Uno strano richiamo, forse una chiamata, mi è arrivato già adulto, il 6 giugno del ’61, mentre stavamo festeggiando il francobollo uscito per l’anniversario dei cent’anni della morte di Nievo: ad un tratto nel castello c’è stato uno strano lampo, quasi un segno della sua presenza, che mi ha spinto ad andare a cercarlo. Da questa ricerca, fatta tra il ‘61 e il ’72, è nato “Il prato in fondo al mare” (premio Campiello). Per ritrovare il relitto della nave su cui è morto il mio avo, affondata in circostanze misteriose, ho seguito una metodologia tecnico-scientifica, consultando archivi, emeroteche. Ma ho seguito anche un percorso paranormale, con l’aiuto di quattro sensitivi, forse i più grandi di allora, l’olandese Gérard Croiset (il cui personaggio è stato interpretato da Paolo Stoppa nel ’73, nello sceneggiato tv “ESP), Gustavo Adolfo Rol, Pasqualina Pezzolla e Maria Gardini”.

Quindi il romanzo è vero, è la storia della tua ricerca.

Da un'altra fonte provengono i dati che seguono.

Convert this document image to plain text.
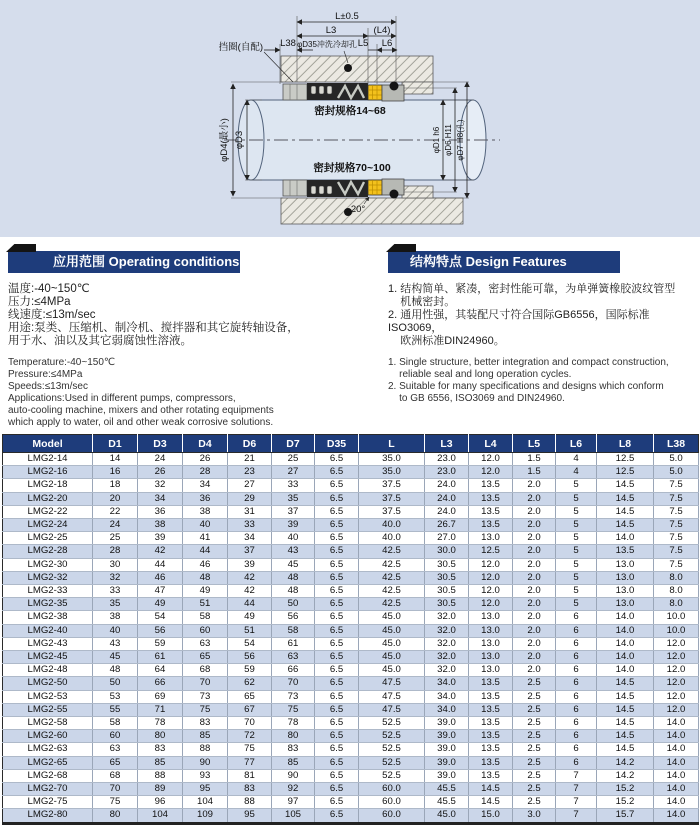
L±0.5
L3	(L4)
L38 φD35冲洗冷却孔 L5 L6
挡圈(自配)
φD4(最小) φD3	φD1 h6 φD6 H11 φD7 H8(孔)
密封规格14~68
密封规格70~100
20°
应用范围 Operating conditions
温度:-40~150℃
压力:≤4MPa
线速度:≤13m/sec
用途:泵类、压缩机、制冷机、搅拌器和其它旋转轴设备，
用于水、油以及其它弱腐蚀性溶液。
Temperature:-40~150℃
Pressure:≤4MPa
Speeds:≤13m/sec
Applications:Used in different pumps, compressors,
auto-cooling machine, mixers and other rotating equipments
which apply to water, oil and other weak corrosive solutions.
结构特点 Design Features
1. 结构简单、紧凑，密封性能可靠，为单弹簧橡胶波纹管型
机械密封。
2. 通用性强，其装配尺寸符合国际GB6556，国际标准ISO3069，
欧洲标准DIN24960。
1. Single structure, better integration and compact construction,
reliable seal and long operation cycles.
2. Suitable for many specifications and designs which conform
to GB 6556, ISO3069 and DIN24960.
Model	D1	D3	D4	D6	D7	D35	L	L3	L4	L5	L6	L8	L38
LMG2-14	14	24	26	21	25	6.5	35.0	23.0	12.0	1.5	4	12.5	5.0
LMG2-16	16	26	28	23	27	6.5	35.0	23.0	12.0	1.5	4	12.5	5.0
LMG2-18	18	32	34	27	33	6.5	37.5	24.0	13.5	2.0	5	14.5	7.5
LMG2-20	20	34	36	29	35	6.5	37.5	24.0	13.5	2.0	5	14.5	7.5
LMG2-22	22	36	38	31	37	6.5	37.5	24.0	13.5	2.0	5	14.5	7.5
LMG2-24	24	38	40	33	39	6.5	40.0	26.7	13.5	2.0	5	14.5	7.5
LMG2-25	25	39	41	34	40	6.5	40.0	27.0	13.0	2.0	5	14.0	7.5
LMG2-28	28	42	44	37	43	6.5	42.5	30.0	12.5	2.0	5	13.5	7.5
LMG2-30	30	44	46	39	45	6.5	42.5	30.5	12.0	2.0	5	13.0	7.5
LMG2-32	32	46	48	42	48	6.5	42.5	30.5	12.0	2.0	5	13.0	8.0
LMG2-33	33	47	49	42	48	6.5	42.5	30.5	12.0	2.0	5	13.0	8.0
LMG2-35	35	49	51	44	50	6.5	42.5	30.5	12.0	2.0	5	13.0	8.0
LMG2-38	38	54	58	49	56	6.5	45.0	32.0	13.0	2.0	6	14.0	10.0
LMG2-40	40	56	60	51	58	6.5	45.0	32.0	13.0	2.0	6	14.0	10.0
LMG2-43	43	59	63	54	61	6.5	45.0	32.0	13.0	2.0	6	14.0	12.0
LMG2-45	45	61	65	56	63	6.5	45.0	32.0	13.0	2.0	6	14.0	12.0
LMG2-48	48	64	68	59	66	6.5	45.0	32.0	13.0	2.0	6	14.0	12.0
LMG2-50	50	66	70	62	70	6.5	47.5	34.0	13.5	2.5	6	14.5	12.0
LMG2-53	53	69	73	65	73	6.5	47.5	34.0	13.5	2.5	6	14.5	12.0
LMG2-55	55	71	75	67	75	6.5	47.5	34.0	13.5	2.5	6	14.5	12.0
LMG2-58	58	78	83	70	78	6.5	52.5	39.0	13.5	2.5	6	14.5	14.0
LMG2-60	60	80	85	72	80	6.5	52.5	39.0	13.5	2.5	6	14.5	14.0
LMG2-63	63	83	88	75	83	6.5	52.5	39.0	13.5	2.5	6	14.5	14.0
LMG2-65	65	85	90	77	85	6.5	52.5	39.0	13.5	2.5	6	14.2	14.0
LMG2-68	68	88	93	81	90	6.5	52.5	39.0	13.5	2.5	7	14.2	14.0
LMG2-70	70	89	95	83	92	6.5	60.0	45.5	14.5	2.5	7	15.2	14.0
LMG2-75	75	96	104	88	97	6.5	60.0	45.5	14.5	2.5	7	15.2	14.0
LMG2-80	80	104	109	95	105	6.5	60.0	45.0	15.0	3.0	7	15.7	14.0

“Sì, è abbastanza fedele alla realtà, salvo qualche licenza letteraria. Per parlare con Croiset sono andato a casa sua in Olanda, a Enschede, accompagnato dal professor Tenhaeff, titolare della cattedra di parapsicologia dell’università di Utrecht. Croiset, allora sessantenne, era un ricercatore dell’aldilà, un filosofo, sentivi di potergli parlare. Una notte mi disse che sentiva di dover fare una ricerca su mia moglie. “E’ ammalata ai reni”, mi disse dopo aver passato la mano sulla sua foto. Io non lo sapevo, ma era vero, aveva contratto un’infezione alle reni mentre ero in viaggio. Poi disegnò una mappa del fondo del mare, che poi ho riscontrato essere esatta, dove c’era una nave mezza insabbiata, spezzata, disse, per lo scoppio delle caldaie: quando scesi col sommergibile di Capri, trovai qualcosa di molto simile a quello che mi aveva descritto. Nel libro parlo anche di una terza volta, ma è una finzione narrativa: Ho scritto che vedevo il volto di Ippolito Nievo, ma in realtà me lo sono solo immaginato”.

A Torino hai conosciuto anche Rol, forse uno dei più grandi sensitivi italiani.

“Era un uomo aristocratico e credeva di essere la reincarnazione di Napoleone.
Era sicuramente un medium a effetti fisici e psichici notevoli. L’ho incontrato a casa sua, dove gli ho visto fare i suoi giochi con le carte. Me ne faceva scegliere una ed era la carta che aveva già previsto, come se dirigesse mentalmente le mie mani. Io non ho mai messo in dubbio queste facoltà: d’altronde sappiamo che non conosciamo quattro quinti del nostro cervello e i sensitivi sanno evidentemente più cose. Mi disse che il mio antenato era più sensitivo di me, io sono più sensuale. Gli mostrai i disegni di Croiset: “Lei troverà qualcosa di interessante”, mi disse “ma non sarà del suo antenato. Non era un uomo felice, ma era un puro”. In seguito sono stato da un altro medium a effetti fisici, Bruno Lava, dal quale durante una seduta mi sentii afferrare da mani invisibili e rivissi la tragedia dell’Ercole.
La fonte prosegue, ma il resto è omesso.